SDC1 regulates TRL uptake. Binding (A) and uptake (B) of TRLs in wild-type and SDC1^−/− cells were measured using DiD-VLDL particles. (A) Cells were treated with 100 μg/mL of DiD-VLDL particles in the presence and absence of heparin lyases, PIPLC or heparin for 1 h in the dark on ice. Cell associated particles were measured using fluorescence reader, and the values were normalized to total cell protein (n = 2 biological replicates each performed in triplicate). (B) Wild-type and SDC1^−/− cells were incubated at the indicated times at 37°C with 100 μg/mL of DiD-VLDL particles in the presence and absence of heparin lyases, PIPLC and heparin.

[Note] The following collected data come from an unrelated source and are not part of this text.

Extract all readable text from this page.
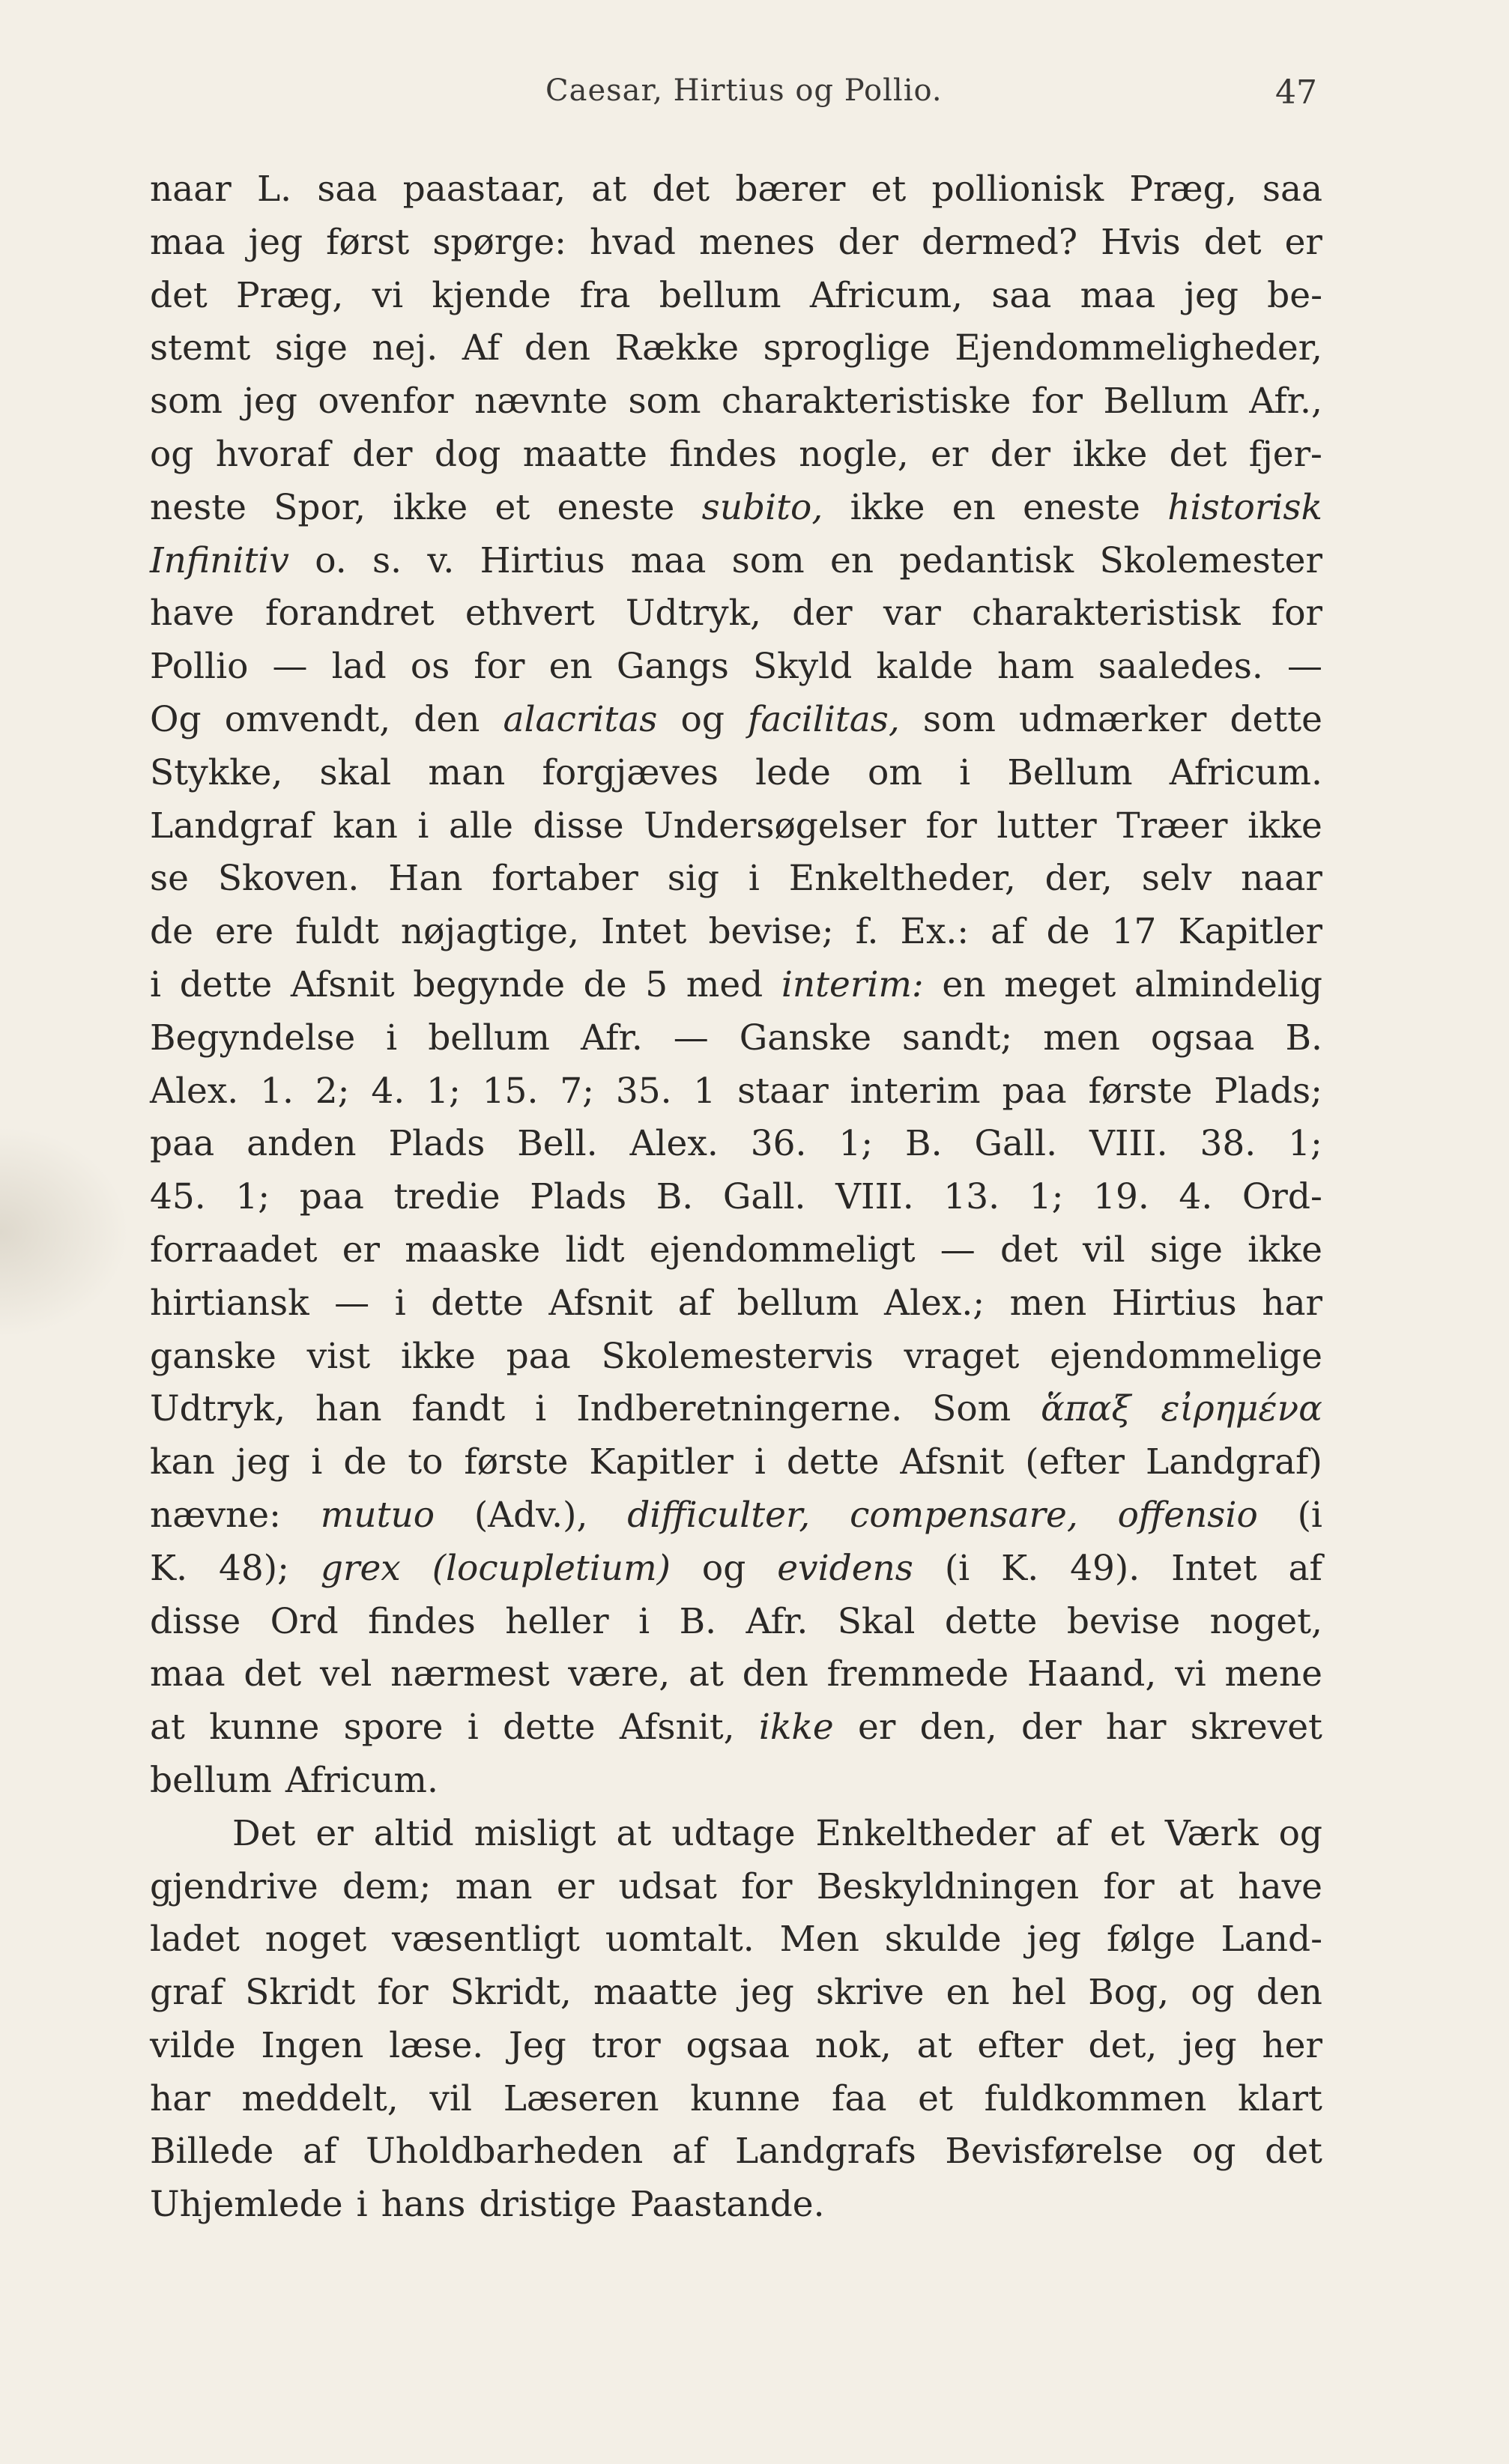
Caesar, Hirtius og Pollio.	47
naar L. saa paastaar, at det bærer et pollionisk Præg, saa
maa jeg først spørge: hvad menes der dermed? Hvis det er
det Præg, vi kjende fra bellum Africum, saa maa jeg be-
stemt sige nej. Af den Række sproglige Ejendommeligheder,
som jeg ovenfor nævnte som charakteristiske for Bellum Afr.,
og hvoraf der dog maatte findes nogle, er der ikke det fjer-
neste Spor, ikke et eneste subito, ikke en eneste historisk
Infinitiv o. s. v. Hirtius maa som en pedantisk Skolemester
have forandret ethvert Udtryk, der var charakteristisk for
Pollio — lad os for en Gangs Skyld kalde ham saaledes. —
Og omvendt, den alacritas og facilitas, som udmærker dette
Stykke, skal man forgjæves lede om i Bellum Africum.
Landgraf kan i alle disse Undersøgelser for lutter Træer ikke
se Skoven. Han fortaber sig i Enkeltheder, der, selv naar
de ere fuldt nøjagtige, Intet bevise; f. Ex.: af de 17 Kapitler
i dette Afsnit begynde de 5 med interim: en meget almindelig
Begyndelse i bellum Afr. — Ganske sandt; men ogsaa B.
Alex. 1. 2; 4. 1; 15. 7; 35. 1 staar interim paa første Plads;
paa anden Plads Bell. Alex. 36. 1; B. Gall. VIII. 38. 1;
45. 1; paa tredie Plads B. Gall. VIII. 13. 1; 19. 4. Ord-
forraadet er maaske lidt ejendommeligt — det vil sige ikke
hirtiansk — i dette Afsnit af bellum Alex.; men Hirtius har
ganske vist ikke paa Skolemestervis vraget ejendommelige
Udtryk, han fandt i Indberetningerne. Som ἅπαξ εἰρημένα
kan jeg i de to første Kapitler i dette Afsnit (efter Landgraf)
nævne: mutuo (Adv.), difficulter, compensare, offensio (i
K. 48); grex (locupletium) og evidens (i K. 49). Intet af
disse Ord findes heller i B. Afr. Skal dette bevise noget,
maa det vel nærmest være, at den fremmede Haand, vi mene
at kunne spore i dette Afsnit, ikke er den, der har skrevet
bellum Africum.
Det er altid misligt at udtage Enkeltheder af et Værk og
gjendrive dem; man er udsat for Beskyldningen for at have
ladet noget væsentligt uomtalt. Men skulde jeg følge Land-
graf Skridt for Skridt, maatte jeg skrive en hel Bog, og den
vilde Ingen læse. Jeg tror ogsaa nok, at efter det, jeg her
har meddelt, vil Læseren kunne faa et fuldkommen klart
Billede af Uholdbarheden af Landgrafs Bevisførelse og det
Uhjemlede i hans dristige Paastande.
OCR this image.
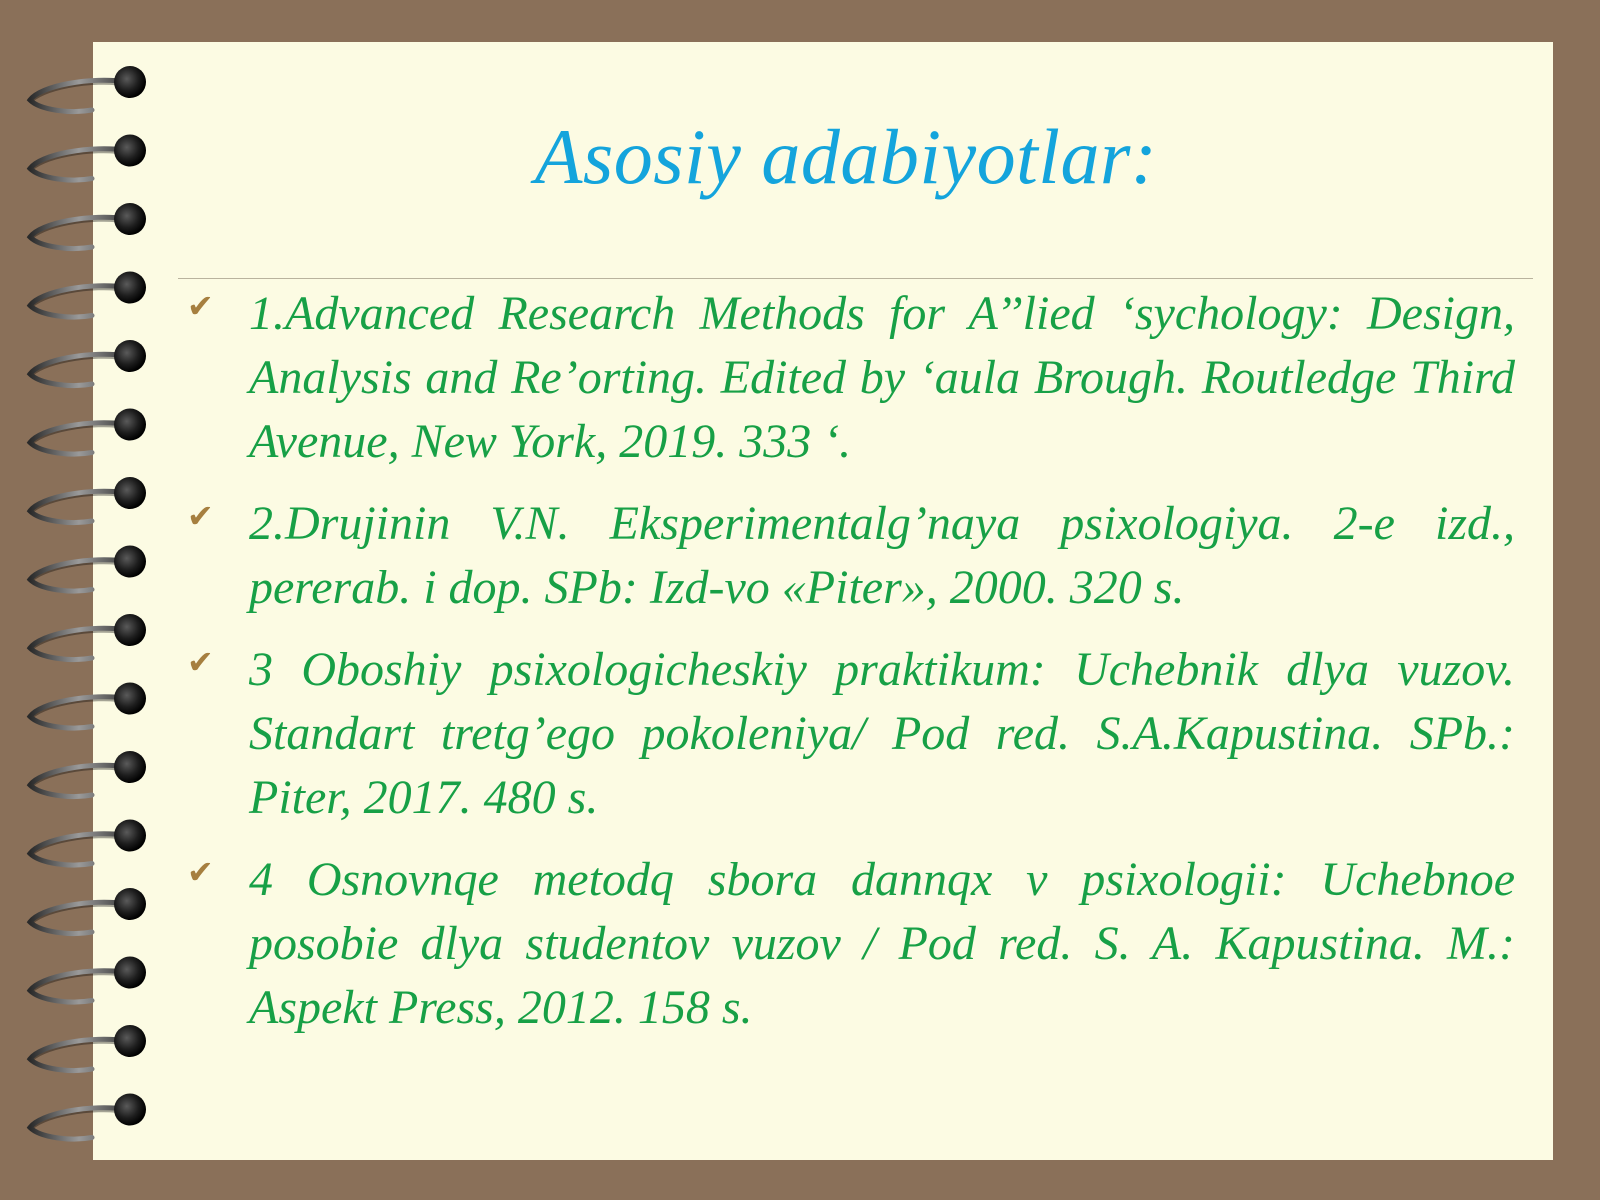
Asosiy adabiyotlar:
✔ 1.Advanced Research Methods for A’’lied ‘sychology: Design, Analysis and Re’orting. Edited by ‘aula Brough. Routledge Third Avenue, New York, 2019. 333 ‘.
✔ 2.Drujinin V.N. Eksperimentalg’naya psixologiya. 2-e izd., pererab. i dop. SPb: Izd-vo «Piter», 2000. 320 s.
✔ 3 Oboshiy psixologicheskiy praktikum: Uchebnik dlya vuzov. Standart tretg’ego pokoleniya/ Pod red. S.A.Kapustina. SPb.: Piter, 2017. 480 s.
✔ 4 Osnovnqe metodq sbora dannqx v psixologii: Uchebnoe posobie dlya studentov vuzov / Pod red. S. A. Kapustina. M.: Aspekt Press, 2012. 158 s.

The cells were treated with trypsin and the fluorescence of internalized particles was measured. The values represent the average fluorescence intensity values normalized to cell protein (n = 2 biological replicates each performed in triplicate). (C) WT and SDC1^−/− cell lines were treated with heparin lyase I, II and III (each at 5 mU/mL) and neo-epitopes were detected using 3G10 antibody. SDC1 is indicated by the black arrowhead. Statistics calculated by t-test and two-way ANOVA. This figure is available in black and white in print and in color at Glycobiology online.